Dual antiplatelet therapy following the implant also appears to be safe.
The data from the prospective multicentre registry was presented by Professor Martin. W. Bergmann, head Interventional Cardiology at Cardiologicum Hamburg, Germany.
- The implant procedure was successful in 98.5% of cases.
- Independent of centre experience, 99% of implanted devices presented no or minimal (≤5mm) peri-device leakage at the first follow-up, assessed by periprocedural transesophageal echocardiogram (TEE).
- Device or procedure related serious adverse events (SAE) rates at 92 days were similar if patients were treated with warfarin or DAPT (2.6% vs. 4.8%, respectively).
- Rates for bleeding SAE were also similar if warfarin or DAPT was used post-implantation (4.8% vs. 3.6%, respectively).

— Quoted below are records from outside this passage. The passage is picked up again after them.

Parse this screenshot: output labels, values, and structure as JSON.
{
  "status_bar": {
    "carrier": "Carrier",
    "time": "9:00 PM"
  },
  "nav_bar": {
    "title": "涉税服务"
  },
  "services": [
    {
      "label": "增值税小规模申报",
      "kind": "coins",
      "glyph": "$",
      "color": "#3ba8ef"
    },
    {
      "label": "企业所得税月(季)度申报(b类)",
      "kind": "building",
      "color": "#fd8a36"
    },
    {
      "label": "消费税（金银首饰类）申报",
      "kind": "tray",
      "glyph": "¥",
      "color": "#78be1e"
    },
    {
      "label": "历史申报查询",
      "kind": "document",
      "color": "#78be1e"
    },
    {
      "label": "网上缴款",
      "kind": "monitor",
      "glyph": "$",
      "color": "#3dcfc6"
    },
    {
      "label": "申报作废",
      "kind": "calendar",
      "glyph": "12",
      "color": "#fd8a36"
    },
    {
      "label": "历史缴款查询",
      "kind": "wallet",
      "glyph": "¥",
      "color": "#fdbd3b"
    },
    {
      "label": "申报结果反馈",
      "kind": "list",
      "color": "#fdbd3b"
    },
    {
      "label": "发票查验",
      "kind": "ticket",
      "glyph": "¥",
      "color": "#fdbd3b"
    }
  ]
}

- Following WATCHMAN implantation, 6% of patients received no anticoagulation, 27% received oral anticoagulation (16% warfarin and 11% novel oral anticoagulants, NOACs), 60% received dual antiplatelet therapy (DAPT) and 7%of patients were on single antiplatelet therapy.
- Stroke (0.4%) and bleeding (4.1%) rates were low overall and did not vary by post-implantation medication.
EWOLUTION included 72% of patients contraindicated to oral anticoagulation, different from previous trials. The majority of patients therefore received dual antiplatelet therapy following the procedure rather than oral anticoagulation. Currently, more than 1000 patients are part of the registry, whose real-world results are expected to complement the amount of randomised clinical trial data, the largest available for a LAAC device.
About the WATCHMAN LAAC Device
The WATCHMAN LAAC Device is a catheter-delivered heart implant designed to close the left atrial appendage (LAA) in order to prevent the migration of blood clots from the LAA, and thus, reduce the incidence of stroke and systemic embolism for higher risk patients with non-valvular AF. The LAA is a thin, sac-like appendix arising from the heart and is believed to be the source of >90% of stroke-causing clots that come from the left atrium in people with non-valvular AF.